Design: Population-based, cross-sectional study conducted between October 2000 and March 2001.
Setting: Administrative villages (n = 45) randomly selected from three urban districts and two rural counties of Nanjing municipality, Jiangsu province, China, with an overall population of 5.6 million.
Participants: All regular local residents >/= 35 years old (n = 29,319), 67.7% from urban areas and 32.3% from rural areas; 49.7% were men and 50.3% were women.

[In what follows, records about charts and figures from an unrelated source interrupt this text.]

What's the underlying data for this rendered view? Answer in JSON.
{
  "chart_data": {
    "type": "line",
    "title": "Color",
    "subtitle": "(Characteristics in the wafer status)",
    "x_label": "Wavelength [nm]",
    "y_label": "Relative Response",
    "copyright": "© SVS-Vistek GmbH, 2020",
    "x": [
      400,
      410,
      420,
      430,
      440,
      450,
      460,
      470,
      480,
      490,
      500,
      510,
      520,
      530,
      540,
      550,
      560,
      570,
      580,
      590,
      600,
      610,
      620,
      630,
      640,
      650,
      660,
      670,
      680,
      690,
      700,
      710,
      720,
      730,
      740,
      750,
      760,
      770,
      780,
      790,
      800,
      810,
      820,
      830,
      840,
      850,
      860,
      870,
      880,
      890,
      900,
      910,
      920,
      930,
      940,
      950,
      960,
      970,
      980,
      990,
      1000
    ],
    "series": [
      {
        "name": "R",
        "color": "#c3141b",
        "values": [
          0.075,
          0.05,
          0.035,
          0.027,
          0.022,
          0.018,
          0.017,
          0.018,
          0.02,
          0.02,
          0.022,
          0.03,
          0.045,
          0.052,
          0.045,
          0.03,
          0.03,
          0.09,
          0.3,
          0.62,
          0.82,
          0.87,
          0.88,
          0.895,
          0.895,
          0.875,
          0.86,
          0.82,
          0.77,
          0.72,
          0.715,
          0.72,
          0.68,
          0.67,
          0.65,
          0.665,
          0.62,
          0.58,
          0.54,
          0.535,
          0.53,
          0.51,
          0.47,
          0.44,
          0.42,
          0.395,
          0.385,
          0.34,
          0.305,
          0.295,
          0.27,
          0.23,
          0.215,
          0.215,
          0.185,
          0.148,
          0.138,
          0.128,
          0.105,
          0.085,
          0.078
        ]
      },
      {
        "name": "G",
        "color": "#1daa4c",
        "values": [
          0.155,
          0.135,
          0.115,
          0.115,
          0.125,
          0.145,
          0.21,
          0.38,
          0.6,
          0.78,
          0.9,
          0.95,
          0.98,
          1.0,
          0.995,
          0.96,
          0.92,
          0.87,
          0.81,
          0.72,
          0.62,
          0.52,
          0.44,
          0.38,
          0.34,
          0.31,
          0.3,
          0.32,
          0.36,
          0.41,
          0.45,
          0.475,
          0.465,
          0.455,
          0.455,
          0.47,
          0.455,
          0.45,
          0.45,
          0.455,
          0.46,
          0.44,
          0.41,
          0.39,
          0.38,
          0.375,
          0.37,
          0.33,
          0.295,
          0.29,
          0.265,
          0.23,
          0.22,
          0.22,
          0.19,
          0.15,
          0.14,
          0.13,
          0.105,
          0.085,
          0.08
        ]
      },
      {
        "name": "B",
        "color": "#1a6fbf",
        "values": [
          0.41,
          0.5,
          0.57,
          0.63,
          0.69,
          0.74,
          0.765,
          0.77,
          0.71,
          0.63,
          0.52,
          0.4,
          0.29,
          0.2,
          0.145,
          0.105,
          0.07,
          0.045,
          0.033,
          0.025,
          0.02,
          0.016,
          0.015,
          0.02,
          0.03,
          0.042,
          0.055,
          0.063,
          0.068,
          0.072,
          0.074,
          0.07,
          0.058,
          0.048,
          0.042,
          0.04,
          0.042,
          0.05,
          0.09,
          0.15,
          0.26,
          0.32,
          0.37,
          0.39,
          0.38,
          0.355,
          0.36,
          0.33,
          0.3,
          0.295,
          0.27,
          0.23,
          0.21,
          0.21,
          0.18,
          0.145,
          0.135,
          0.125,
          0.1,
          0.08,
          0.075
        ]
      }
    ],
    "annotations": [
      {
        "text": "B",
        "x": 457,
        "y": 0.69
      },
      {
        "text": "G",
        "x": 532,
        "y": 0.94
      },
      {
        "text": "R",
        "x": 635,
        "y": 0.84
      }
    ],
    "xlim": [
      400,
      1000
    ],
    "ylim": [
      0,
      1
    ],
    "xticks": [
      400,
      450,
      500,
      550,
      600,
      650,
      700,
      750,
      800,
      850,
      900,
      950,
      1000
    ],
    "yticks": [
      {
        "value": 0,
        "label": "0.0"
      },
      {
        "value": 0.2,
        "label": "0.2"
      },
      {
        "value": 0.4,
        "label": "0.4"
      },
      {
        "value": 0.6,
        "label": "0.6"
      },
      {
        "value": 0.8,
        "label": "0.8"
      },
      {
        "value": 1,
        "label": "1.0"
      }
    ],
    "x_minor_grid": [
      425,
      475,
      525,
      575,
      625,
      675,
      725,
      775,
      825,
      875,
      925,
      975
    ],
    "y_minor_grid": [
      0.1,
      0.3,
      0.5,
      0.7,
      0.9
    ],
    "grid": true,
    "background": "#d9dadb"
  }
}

Results: The response rate of potential participants was 90.1%. The overall prevalence of diagnosed COPD was 5.9%. The prevalence of COPD was significantly higher among men than in women (7.2% vs 4.7%, p = 0.000), while the difference between urban and rural participants was not statistically significant (6.7% vs 4.4%, respectively; p = 0.132). The prevalence of COPD was significantly higher among smokers than nonsmokers. After adjusting for age, gender, area of residence, fuels, heating in winter, ventilation in kitchen, passive smoking, education, occupation, average family income, alcohol drinking, cooking oil, body mass index, and physical activity, a dose-response relationship between COPD and TACS was evident in this population (odds ratio [OR], 1.60; 95% confidence interval [CI], 1.34 to 1. 92; OR, 1.39; 95% CI, 1.13 to 1.70; and OR, 1.24; 95% CI, 1.01 to 1.52 for smokers within upper, middle, and lower TACS levels compared with nonsmokers, respectively).
Conclusions: The overall prevalence of diagnosed COPD (5.9%) among Chinese adults was higher than that (2.5%) estimated by World Health Organization experts, and there was a significant gradient increase in COPD prevalence from the stratum of nonsmokers to the stratum of upper TACS.